Now I don’t mean to bash Lisp here, I’m just commenting on the debate as I see it. Or, more specifically, the part of the debate I’m interested in: the best combination of freely-available language and tools for building web applications. And I define “best” in terms of “will it help me build stuff quick, and not get nasty as the application gets complex?”

Conclusion

It appears from the outside that Lisp, as a language, has the power to equal or better Ruby. But Ruby, when combined with Rails, puts you so far ahead of the game that it doesn’t matter. That balance may change if the Lisp community builds their own Rails-style library, and for the sake of competition challenging everyone to get better, I hope they do.

For my own edification I plan to learn Lisp better. It’ll serve me well in the short term – I’m still an Emacs geek – and in the long term for how it changes my thinking. Graham again: “…programming languages are not just technology, but what programmers think in. They’re half technology and half religion.”

But the core language is only half the picture. It turns out Ruby is a pretty darn good language. Good enough to create Rails with, and good enough to get things done, right now. As others in the debate have noted, “batteries are included.” That’s a winning combination.

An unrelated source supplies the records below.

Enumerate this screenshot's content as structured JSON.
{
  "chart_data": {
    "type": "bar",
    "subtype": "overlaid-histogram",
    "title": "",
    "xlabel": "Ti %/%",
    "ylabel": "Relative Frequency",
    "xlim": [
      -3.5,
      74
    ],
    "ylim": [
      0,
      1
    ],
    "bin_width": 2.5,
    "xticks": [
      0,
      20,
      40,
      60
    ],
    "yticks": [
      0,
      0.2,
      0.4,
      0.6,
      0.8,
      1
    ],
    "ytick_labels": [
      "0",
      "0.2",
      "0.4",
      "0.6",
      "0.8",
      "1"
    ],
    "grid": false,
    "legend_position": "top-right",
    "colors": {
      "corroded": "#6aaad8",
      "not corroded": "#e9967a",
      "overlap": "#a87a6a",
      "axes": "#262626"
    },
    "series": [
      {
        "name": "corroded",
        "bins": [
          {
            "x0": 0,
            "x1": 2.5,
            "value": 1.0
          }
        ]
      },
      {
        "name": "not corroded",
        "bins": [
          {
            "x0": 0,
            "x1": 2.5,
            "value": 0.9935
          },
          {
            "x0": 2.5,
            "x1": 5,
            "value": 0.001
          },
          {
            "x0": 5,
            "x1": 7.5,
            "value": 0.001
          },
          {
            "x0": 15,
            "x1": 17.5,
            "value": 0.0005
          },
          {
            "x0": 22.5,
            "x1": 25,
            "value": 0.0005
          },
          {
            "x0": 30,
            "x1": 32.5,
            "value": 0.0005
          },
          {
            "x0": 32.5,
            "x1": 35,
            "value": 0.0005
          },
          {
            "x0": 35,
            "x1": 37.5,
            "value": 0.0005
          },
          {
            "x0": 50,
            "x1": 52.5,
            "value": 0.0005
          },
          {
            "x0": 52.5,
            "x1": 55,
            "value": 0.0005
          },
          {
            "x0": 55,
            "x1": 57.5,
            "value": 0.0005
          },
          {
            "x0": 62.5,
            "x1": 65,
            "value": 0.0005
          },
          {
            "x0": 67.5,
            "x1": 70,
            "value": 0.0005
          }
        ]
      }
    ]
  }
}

[Update 2006-01-21] Lisp’s problem is a lack of message. It’s hard to tell what the Lisp community considers the best libraries and best practices for building web apps. At best, cliki.net provides an unranked laundry list of of libraries. At worst, it actively misleads potential developers by putting Pieter Breed’s tutorial at the top of its “Web” section.

There are best practices common to nearly all web apps, e.g. separation of presentation and logic, and there are best practices for languages to get maximum leverage from that language’s features. As such, the Lisp community needs their version of David Heinemeier Hansson to bring things together. This figure needs to provide a “happy path” which uses the power of Lisp and the best collection of its libraries to address common web application needs. (Paul Graham, you up for it?)